Не должен быть очень несчастным. Анна Аликевич о книгах стихов Павла Сидельникова «Долгое дыхание» и Александра Иванова «Огонь одиночества»

Анна Аликевич

Поэт, прозаик, филолог. Окончила Литературный институт им. А. М. Горького, преподаёт русскую грамматику и литературу, редактирует и рецензирует книги. Живёт в Подмосковье. Автор сборника «Изваяние в комнате белой» (Москва, 2014 г., совместно с Александрой Ангеловой (Кристиной Богдановой).


 

Не должен быть очень несчастным

О книгах стихов

Павла Сидельникова «Долгое дыхание» (М.: «Наш современник», 2023)

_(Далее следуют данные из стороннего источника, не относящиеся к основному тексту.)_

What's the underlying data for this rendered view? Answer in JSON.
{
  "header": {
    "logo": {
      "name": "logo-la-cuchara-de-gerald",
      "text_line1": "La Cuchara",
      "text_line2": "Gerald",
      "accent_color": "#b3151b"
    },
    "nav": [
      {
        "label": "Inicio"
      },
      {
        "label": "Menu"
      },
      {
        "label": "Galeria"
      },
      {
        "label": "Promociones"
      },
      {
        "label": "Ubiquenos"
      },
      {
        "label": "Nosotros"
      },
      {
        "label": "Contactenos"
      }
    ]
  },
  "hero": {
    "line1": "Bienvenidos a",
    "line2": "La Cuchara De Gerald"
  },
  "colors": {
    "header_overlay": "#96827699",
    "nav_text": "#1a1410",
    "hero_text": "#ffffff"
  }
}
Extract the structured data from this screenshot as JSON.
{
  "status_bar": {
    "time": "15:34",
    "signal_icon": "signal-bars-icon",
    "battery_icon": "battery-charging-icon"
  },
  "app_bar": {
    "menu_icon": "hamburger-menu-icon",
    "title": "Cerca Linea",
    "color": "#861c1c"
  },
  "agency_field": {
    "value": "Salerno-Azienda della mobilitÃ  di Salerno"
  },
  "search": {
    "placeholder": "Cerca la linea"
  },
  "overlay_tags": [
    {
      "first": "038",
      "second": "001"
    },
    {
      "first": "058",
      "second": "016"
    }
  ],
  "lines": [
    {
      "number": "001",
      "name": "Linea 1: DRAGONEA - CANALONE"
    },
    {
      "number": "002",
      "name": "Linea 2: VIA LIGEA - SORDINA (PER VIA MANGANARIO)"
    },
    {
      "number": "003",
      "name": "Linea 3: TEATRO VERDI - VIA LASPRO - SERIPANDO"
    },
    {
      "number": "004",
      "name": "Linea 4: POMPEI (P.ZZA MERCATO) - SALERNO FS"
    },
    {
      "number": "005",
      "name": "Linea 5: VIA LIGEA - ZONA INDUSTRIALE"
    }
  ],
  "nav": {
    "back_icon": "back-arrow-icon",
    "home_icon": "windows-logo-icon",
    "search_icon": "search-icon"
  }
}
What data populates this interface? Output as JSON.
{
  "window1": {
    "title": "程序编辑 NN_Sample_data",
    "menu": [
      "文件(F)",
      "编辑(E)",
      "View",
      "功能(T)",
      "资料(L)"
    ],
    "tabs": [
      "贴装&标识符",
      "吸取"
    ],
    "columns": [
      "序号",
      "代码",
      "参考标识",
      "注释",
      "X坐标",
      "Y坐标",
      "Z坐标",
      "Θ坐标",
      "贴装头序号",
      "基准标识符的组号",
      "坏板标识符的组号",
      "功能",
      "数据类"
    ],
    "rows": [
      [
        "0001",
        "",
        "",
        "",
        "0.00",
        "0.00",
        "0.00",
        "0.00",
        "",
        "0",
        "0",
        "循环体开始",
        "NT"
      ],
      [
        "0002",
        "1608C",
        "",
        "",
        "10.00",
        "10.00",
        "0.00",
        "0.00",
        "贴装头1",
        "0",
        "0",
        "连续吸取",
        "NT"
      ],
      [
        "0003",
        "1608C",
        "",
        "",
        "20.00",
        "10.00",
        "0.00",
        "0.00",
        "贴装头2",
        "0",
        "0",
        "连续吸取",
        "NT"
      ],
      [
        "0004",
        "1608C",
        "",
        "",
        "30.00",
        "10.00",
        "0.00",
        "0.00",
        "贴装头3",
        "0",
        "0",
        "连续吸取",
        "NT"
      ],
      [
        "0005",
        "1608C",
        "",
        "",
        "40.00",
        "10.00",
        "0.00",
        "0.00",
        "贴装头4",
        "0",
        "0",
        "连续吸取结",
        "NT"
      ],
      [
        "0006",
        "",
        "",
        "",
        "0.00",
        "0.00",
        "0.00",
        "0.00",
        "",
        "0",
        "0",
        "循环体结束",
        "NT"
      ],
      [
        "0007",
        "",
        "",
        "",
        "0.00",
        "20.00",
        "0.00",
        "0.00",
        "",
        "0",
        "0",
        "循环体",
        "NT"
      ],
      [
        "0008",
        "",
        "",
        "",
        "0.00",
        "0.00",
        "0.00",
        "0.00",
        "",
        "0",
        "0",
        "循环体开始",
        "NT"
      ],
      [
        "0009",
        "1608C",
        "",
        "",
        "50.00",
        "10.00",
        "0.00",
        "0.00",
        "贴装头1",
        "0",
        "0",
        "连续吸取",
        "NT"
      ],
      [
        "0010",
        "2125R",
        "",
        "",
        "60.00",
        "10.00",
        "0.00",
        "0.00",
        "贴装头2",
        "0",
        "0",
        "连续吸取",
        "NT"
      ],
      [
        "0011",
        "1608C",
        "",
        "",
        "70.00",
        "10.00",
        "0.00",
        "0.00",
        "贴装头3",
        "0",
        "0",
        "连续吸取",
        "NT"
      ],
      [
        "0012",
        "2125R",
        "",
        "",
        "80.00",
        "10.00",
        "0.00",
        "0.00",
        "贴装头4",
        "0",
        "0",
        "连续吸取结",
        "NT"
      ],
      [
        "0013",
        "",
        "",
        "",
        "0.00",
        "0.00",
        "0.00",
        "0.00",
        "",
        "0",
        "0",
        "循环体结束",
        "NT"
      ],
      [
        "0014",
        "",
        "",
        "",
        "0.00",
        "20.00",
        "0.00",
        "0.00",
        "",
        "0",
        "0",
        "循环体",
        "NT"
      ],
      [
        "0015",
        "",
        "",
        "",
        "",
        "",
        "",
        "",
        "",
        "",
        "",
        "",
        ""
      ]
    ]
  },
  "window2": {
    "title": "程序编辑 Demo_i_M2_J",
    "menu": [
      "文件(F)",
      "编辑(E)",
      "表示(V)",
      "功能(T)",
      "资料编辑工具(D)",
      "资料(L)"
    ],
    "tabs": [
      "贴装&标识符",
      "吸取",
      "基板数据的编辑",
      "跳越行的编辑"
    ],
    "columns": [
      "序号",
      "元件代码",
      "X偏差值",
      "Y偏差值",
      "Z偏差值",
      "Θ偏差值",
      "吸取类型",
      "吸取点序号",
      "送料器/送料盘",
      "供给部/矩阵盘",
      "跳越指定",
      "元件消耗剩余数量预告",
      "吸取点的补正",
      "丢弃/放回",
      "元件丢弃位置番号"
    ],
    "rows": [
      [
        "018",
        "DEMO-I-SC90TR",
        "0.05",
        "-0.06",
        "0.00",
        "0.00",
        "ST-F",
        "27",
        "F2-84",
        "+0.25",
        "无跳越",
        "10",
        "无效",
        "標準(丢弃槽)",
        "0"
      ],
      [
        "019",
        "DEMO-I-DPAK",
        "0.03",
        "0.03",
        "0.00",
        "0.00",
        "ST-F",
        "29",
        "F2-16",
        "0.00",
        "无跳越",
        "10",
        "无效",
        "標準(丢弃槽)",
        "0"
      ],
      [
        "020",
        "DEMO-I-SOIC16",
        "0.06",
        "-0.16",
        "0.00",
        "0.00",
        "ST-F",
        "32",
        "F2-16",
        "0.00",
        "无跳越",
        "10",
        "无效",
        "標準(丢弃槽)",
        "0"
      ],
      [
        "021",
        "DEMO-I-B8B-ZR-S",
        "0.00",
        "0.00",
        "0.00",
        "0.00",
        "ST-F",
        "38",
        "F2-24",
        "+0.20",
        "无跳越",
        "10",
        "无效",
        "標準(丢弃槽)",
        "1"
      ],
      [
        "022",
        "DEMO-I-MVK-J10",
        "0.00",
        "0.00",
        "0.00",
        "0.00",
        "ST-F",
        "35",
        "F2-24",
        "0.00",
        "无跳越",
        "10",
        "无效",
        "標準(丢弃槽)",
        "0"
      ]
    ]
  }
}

и Александра Иванова «Огонь одиночества» (М.: «Сам Полиграфист», 2023 г.)

 

 Дебютная книга стихов молодого воронежского поэта Павла Сидельникова «Долгое дыхание» похожа на обещание чего-то, что не похоже ни на что прежнее. В реальности такие предвестники редко бывают истинными. Тем не менее, свет ее обычного волшебства, легкость ее материи, при неоригинальной тематике — ощущение какого-то теплого воздуха в речи — сразу напомнили одну из лучших вещей Наты Сучковой, где мимолетное счастье поглощается бездной времени:

 

Вот они в сумерках непроглядных,

Боже, еще их мгновенье не тронь!
Мама его по щеке погладит,
(Время — короткое, как халатик.)
Папа ее поцелует в ладонь.

 

А вот из Сидельникова:

 

Хоть наша кухонька пока не велика,
но на плечах моих — огромный великан. <…>

И птичье «чик-чирик» — спасение одно.
Так помоги найти мне верное зерно!

А то вся жизнь пройдет, пройдет она сейчас,
и вот оно убьет — незаменимых нас.

 

С первых страниц мы чувствуем, что автор не чужд культуре и образованию, имеет представление о современниках, он — человек интеллигентный, горожанин и вообще, как это говорится, родился в свое время: оно ему не мачеха, а мать. Но, конечно, здесь мы должны говорить в первую очередь о текстах. Небольшой «солнечный» сборник (он кажется тщательно отобранным и составленным) по тематике почти бытописание. Это луч молодости, радость новорожденной семьи, бликующие «зайчики» светлых воспоминаний. Все то, что, по советской шутке, запрещается снимать человеку, мечтающему стать фотографом, — свою бабушку, свою дочку и свои новые ботинки. В жизни человеческой есть неизменная простая основа — от библейских времен до заката цивилизации, должно быть, она будет повторяться. Ценность стихов (едва не сказала — лирических миниатюр) Павла — в их форме, детали, сохраненном и переданном индивидуальном ощущении и выражении общего: «родился, рос… стал староват». Что вот с такого ракурса можно об этом говорить, а значит, пристроить еще какой-то камушек к башенке поэтической традиции. А еще — в маленьких сгустках счастья, запечатленных в изящной форме.

 

Еще не ночь.
Всё куришь, ждешь,
когда сплошная чернота
закроет небо. И тогда
проснется дочь
и пустит дождь.

Ты теплом согрета.

Нет конца —
счастью и поэта,
и отца.

 

Здесь почти ничего «о главном» — всё о случайном и мимолетном, что близко восточной поэзии. Так по фрагменту мозаики с изображением персика ученый воссоздает картину общественной жизни римской эпохи, а читатель достраивает реальность в целом по свисту чайника или кругу чтения автора. Впрочем, смотря, что понимать под главным. Для ребенка, когда он проснулся и рассматривает ковер, узор и воображаемое путешествие по нему куда важнее, нежели «очень серьезная» работа отца или даже события в стране. Потому что в его собственной детской стране другие координаты. Поэтизация частной жизни и даже менее того, собственной созерцательной основы, — может восприниматься и как истинная поэзия, и как то, что до большего человек еще не дорос. И неизвестно, что с ним дальше будет, — и оттого еще более любопытно.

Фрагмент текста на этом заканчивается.